Dossier IA64002653 inclus dans Station thermale des Eaux-Bonnes réalisé en 2018

Fiche

Á rapprocher de

Appellations Place d'Orteig
Destinations pelote basque
Dénominations jardin public
Aire d'étude et canton Pyrénées-Atlantiques
Adresse Commune : Eaux-Bonnes
Adresse : place d' Orteig
Cadastre : 2018 AN 39

Parmi les six résurgences localisées dans la station thermale des Eaux-Bonnes, la commune décide d'exploiter la source d'Orteig au début des années 1850 et entreprend la construction de son établissement entre 1861 et 1870, mais aussi de l'établissement d'hydrothérapie achevé la même année. Ces aménagements urbains impliquent une réorganisation complète du site qui, jusque-là, avait une vocation agricole et de passage vers le village d'Aas. Afin de parachever ce nouveau quartier situé en bas de la rue de la Cascade, terminée au début des années 1860, la commune décide d'aménager un jardin public et de procéder à des embellissements dès 1868, sous la direction de Jules Turon. Les travaux sont exécutés à la fin de l'année 1867 en trente jours d'ouvriers, puis les dépenses sont consignées dans un mémoire rédigé en janvier 1868.

La construction des nouveaux thermes et l'aménagement du jardin nécessitent l'expropriation et la démolition d'une dizaine de bâtisses neuves et de parcelles, dont celles des dénommés Salanave, Hirgoin, Soubercaze, Manet, Capdevielle, Crayderon Bourigot et Mariet Forgues d'Aas. Entre 1864 et 1868, la commune porte l'affaire en justice contre les propriétaires récalcitrants, en particulier Gaytérou, Berdou-Forgues, Capdevielle et Mariet-Lasserre qui refusent la somme proposée pour l'achat de leurs maisons. Entre juin et novembre 1867, un arrêté-décret impérial est édité et exposé au sein de la commune et dans le Glaneur d'Oloron, diffuseur officiel des annonces judiciaires du canton d'Oloron, afin d'informer la population des expropriations nécessaires et de l'utilité publique du nouvel aménagement.

En 1868, dans son mémoire synthétisant les dépenses occasionnées pour l'embellissement des alentours de l'établissement d'Orteig, Jules Turon mentionne l'achat de soixante-six arbres d'agrément "de différentes espèces", de cent arbustes, de cent-vingt plantes grimpantes, mais aussi de 30 m3 de terre végétale pour les parties plantées ou gazonnées et de 20 m2 de sable pour les allées. Les matériaux choisis, témoignant de quantités conséquentes pour un petit espace et du soin apporté à la composition, correspondent en outre aux procédés habituels des aménagements paysagers du XIXe siècle.

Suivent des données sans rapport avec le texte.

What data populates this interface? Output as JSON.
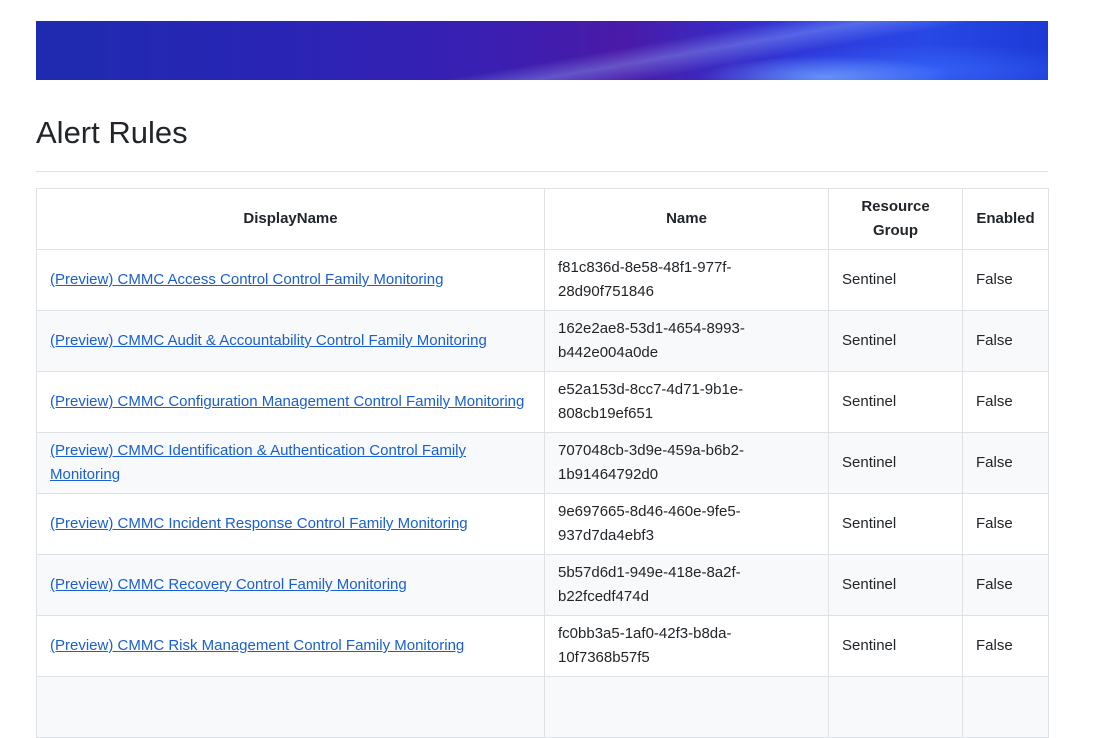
{
  "page": {
    "title": "Alert Rules"
  },
  "table": {
    "headers": {
      "display_name": "DisplayName",
      "name": "Name",
      "resource_group": "Resource Group",
      "enabled": "Enabled"
    },
    "rows": [
      {
        "display_name": "(Preview) CMMC Access Control Control Family Monitoring",
        "name_line1": "f81c836d-8e58-48f1-977f-",
        "name_line2": "28d90f751846",
        "resource_group": "Sentinel",
        "enabled": "False"
      },
      {
        "display_name": "(Preview) CMMC Audit & Accountability Control Family Monitoring",
        "name_line1": "162e2ae8-53d1-4654-8993-",
        "name_line2": "b442e004a0de",
        "resource_group": "Sentinel",
        "enabled": "False"
      },
      {
        "display_name": "(Preview) CMMC Configuration Management Control Family Monitoring",
        "name_line1": "e52a153d-8cc7-4d71-9b1e-",
        "name_line2": "808cb19ef651",
        "resource_group": "Sentinel",
        "enabled": "False"
      },
      {
        "display_name": "(Preview) CMMC Identification & Authentication Control Family Monitoring",
        "name_line1": "707048cb-3d9e-459a-b6b2-",
        "name_line2": "1b91464792d0",
        "resource_group": "Sentinel",
        "enabled": "False"
      },
      {
        "display_name": "(Preview) CMMC Incident Response Control Family Monitoring",
        "name_line1": "9e697665-8d46-460e-9fe5-",
        "name_line2": "937d7da4ebf3",
        "resource_group": "Sentinel",
        "enabled": "False"
      },
      {
        "display_name": "(Preview) CMMC Recovery Control Family Monitoring",
        "name_line1": "5b57d6d1-949e-418e-8a2f-",
        "name_line2": "b22fcedf474d",
        "resource_group": "Sentinel",
        "enabled": "False"
      },
      {
        "display_name": "(Preview) CMMC Risk Management Control Family Monitoring",
        "name_line1": "fc0bb3a5-1af0-42f3-b8da-",
        "name_line2": "10f7368b57f5",
        "resource_group": "Sentinel",
        "enabled": "False"
      }
    ]
  }
}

En 1877, le site, fortement exposé au cours du Valentin, nécessite de nouveaux aménagements de sécurité. C'est ainsi que l'entrepreneur Marcel Candau intervient en 1878 afin d'installer des balustrades en chêne le long du cours d'eau et sur les ponts et passerelles environnants.

Au début du XXe siècle, les arbres plantés une quarantaine d'années plus tôt ont considérablement grandi, en particulier les conifères qui dissimulent la rue de la Cascade depuis le pont d'Aas. Le bord du cours d'eau est alors renforcé par un mur de soutènement en pierre accentuant le caractère pittoresque des lieux. Les étendues gazonnées alternaient avec les parterres fleuris et arborés caractéristiques des parcs paysagers.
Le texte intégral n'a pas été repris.